Because the dog's aggression was primarily attributable to fear and anxiety, and such factors are associated with central serotonergic dysfunction,17 an antianxiety medication that increases serotonin concentrations, such as a selective serotonin reuptake inhibitor18 or a tricyclic antidepressant,19 could have helped decrease the dog's fear and anxiety and aided behavior modification2,16; however, such drugs are not approved for the treatment of aggression.
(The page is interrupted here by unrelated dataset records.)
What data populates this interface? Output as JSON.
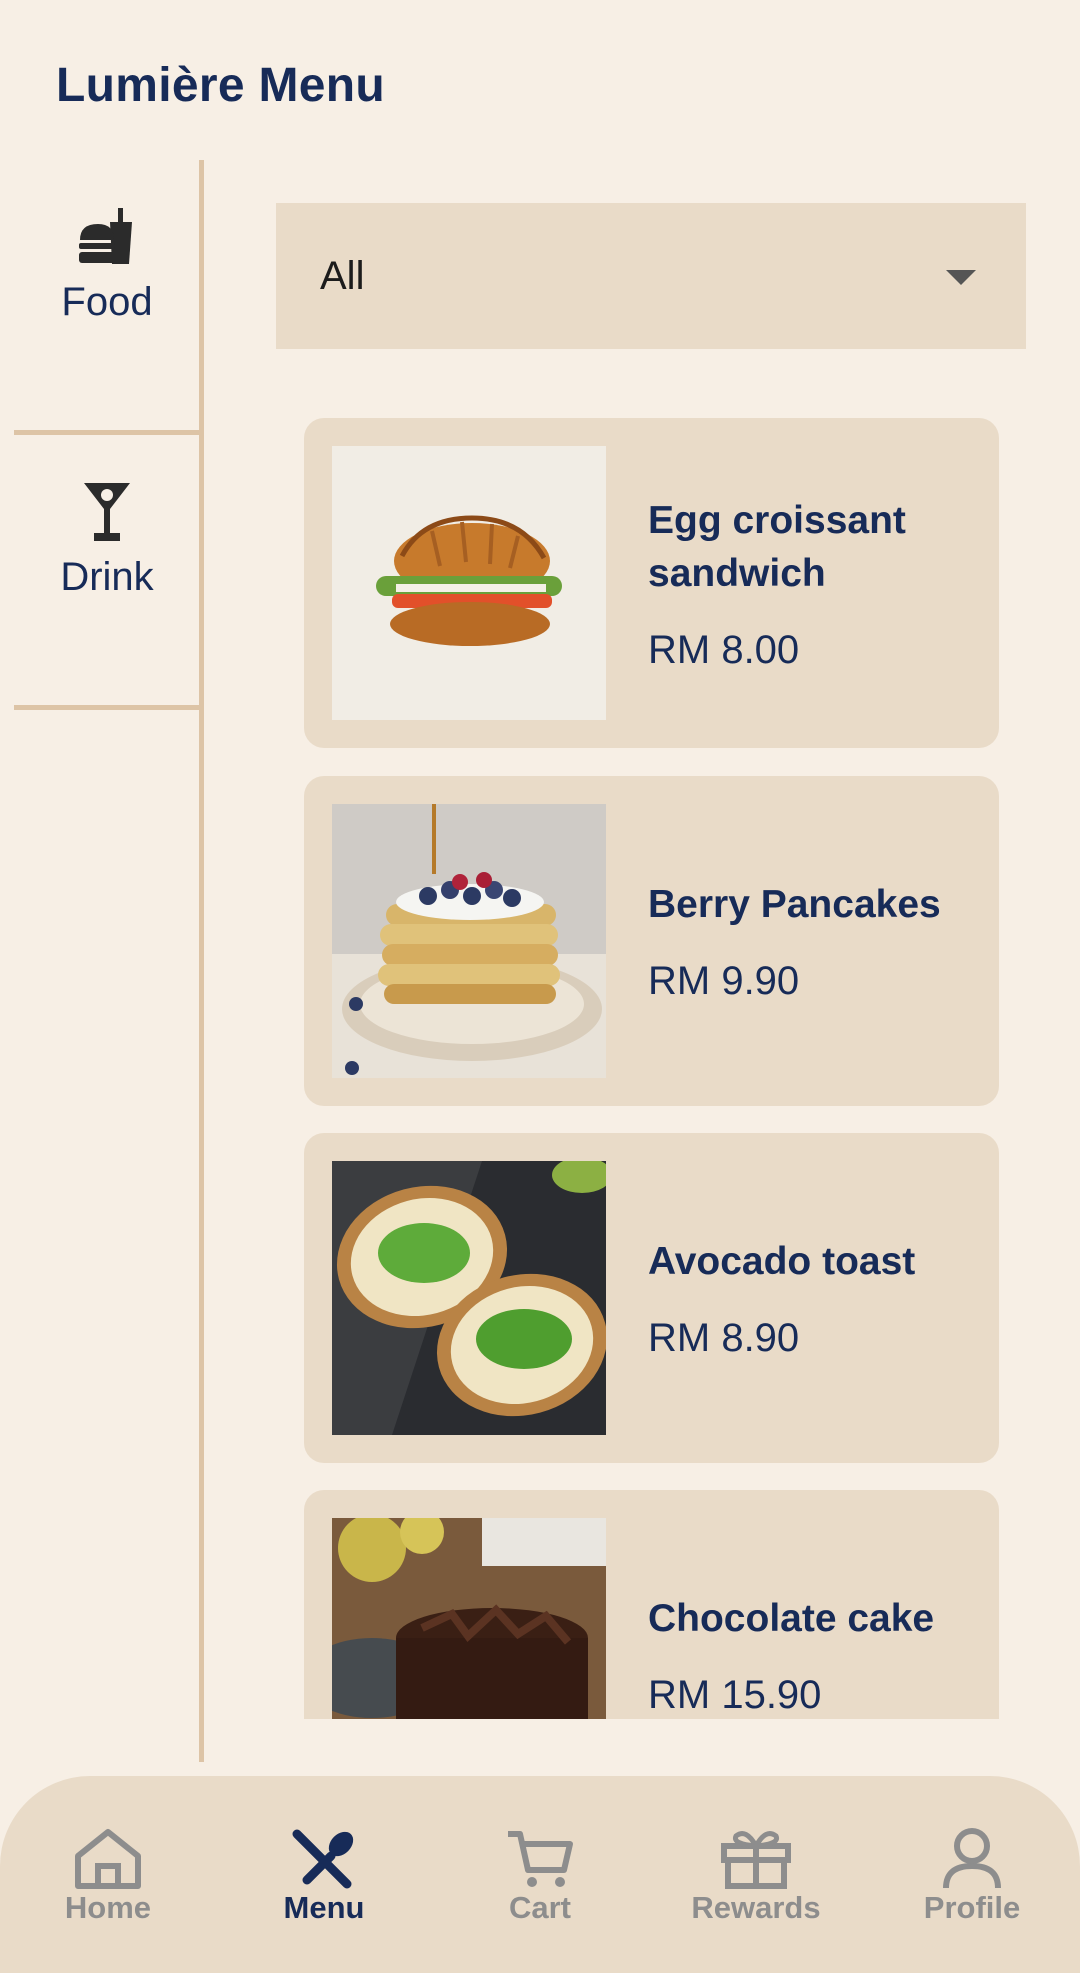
{
  "header": {
    "title": "Lumière Menu"
  },
  "categories": [
    {
      "label": "Food",
      "icon": "fast-food-icon"
    },
    {
      "label": "Drink",
      "icon": "cocktail-icon"
    }
  ],
  "filter": {
    "selected": "All"
  },
  "menu_items": [
    {
      "name": "Egg croissant sandwich",
      "price": "RM 8.00",
      "image": "croissant-sandwich-photo"
    },
    {
      "name": "Berry Pancakes",
      "price": "RM 9.90",
      "image": "berry-pancakes-photo"
    },
    {
      "name": "Avocado toast",
      "price": "RM 8.90",
      "image": "avocado-toast-photo"
    },
    {
      "name": "Chocolate cake",
      "price": "RM 15.90",
      "image": "chocolate-cake-photo"
    }
  ],
  "bottom_nav": {
    "items": [
      {
        "label": "Home",
        "icon": "home-icon",
        "active": false
      },
      {
        "label": "Menu",
        "icon": "utensils-icon",
        "active": true
      },
      {
        "label": "Cart",
        "icon": "cart-icon",
        "active": false
      },
      {
        "label": "Rewards",
        "icon": "gift-icon",
        "active": false
      },
      {
        "label": "Profile",
        "icon": "person-icon",
        "active": false
      }
    ]
  },
  "colors": {
    "background": "#f7efe5",
    "card": "#e9dbc8",
    "accent_navy": "#172b58",
    "divider": "#ddc4a6",
    "inactive_nav": "#8d8d8d"
  }
}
Because of the risk of an increase in the dog's aggression,18 medication was not prescribed at that time as a first treatment; instead, safety measures were implemented first, and the dog's response to treatment was assessed.2,13 Use of a pheromone-releasing collarb was suggested to help decrease anxiety in the patient.13 Desensitization and counterconditioning combined with administration of a tricyclic antidepressant and a benzodiazepine can decrease or eliminate storm phobia in a dog.20 Such treatment would have been used for the dog of the present report if thunderstorms had occurred regularly where the owners lived.
Follow-up
At the time of a recheck evaluation 1 month after the initial behavioral evaluation, the triggers for the dog's aggression had been avoided. The child followed the dog when a 10-foot dragline was attached to the head collar, but not when a 4-foot dragline was used. The pheromone-releasing collar did not seem to have an effect on the patient's behavior. At this time, the dog no longer ran away from and had not acted aggressively toward the child. During desensitization and counterconditioning when the child was in the bathtub, the dog wore the head collar and basket muzzle while calmly following commands 5 feet away from the child. The child was too young to actively participate, but when she was older, during desensitization and counterconditioning she would be allowed to give the dog commands and toss it treats when it responded. The dog looked at the owners when unfamiliar people passed during walks. The dog obeyed commands from and ate treats tossed by unfamiliar people. At that time, the owners were to repeat the desensitization and counterconditioning exercises when unfamiliar people passed by or entered the house. Because of the dog's excellent progress with behavior modification methods, antianxiety medications were not administered to treat aggression. However, alprazolam (0.064 to 0.097 mg/kg [0.029 to 0.044 mg/lb], PO, as needed 1 hour before a storm) was prescribed for use during storms (which rarely occurred) because that drug has a rapid onset of short-term anxiolytic effects.20,21 Results of serum biochemical analyses performed at that time indicated values of hepatic and renal variables were unremarkable. Extralabel use and potential adverse effects of alprazolam, including aggression, were discussed with the owners.21 The anxiety relief provided by benzodiazepines can result in disinhibition leading to aggression, so alprazolam was to be administered when the dog was separated from the child and unfamiliar people.21
At the time of follow-up telephone calls to the owners 3 and 6 months after the initial behavioral evaluation, the dog had no signs of aggression toward the child. The dog was calm when the child moved around it. Desensitization and counterconditioning to the child and unfamiliar people were continued. The dog needed to be supervised in the yard because it barked at the neighbors 3 or 4 times when it was unsupervised. The dog responded to commands of household guests and was rewarded with treats, after which the patient lay down and relaxed. There had not been any thunderstorms during that time, but the male owner had given the dog a test dose21 of alprazolam (0.064 mg/kg, PO) when he was home alone with the dog, and no adverse effects were noticed.
Gentle Leader head collar, Premier Pet Products LLC, Midlothian, Va.
Dog Appeasing Pheromone collar, Ceva Animal Health Inc, Lenexa, Kan.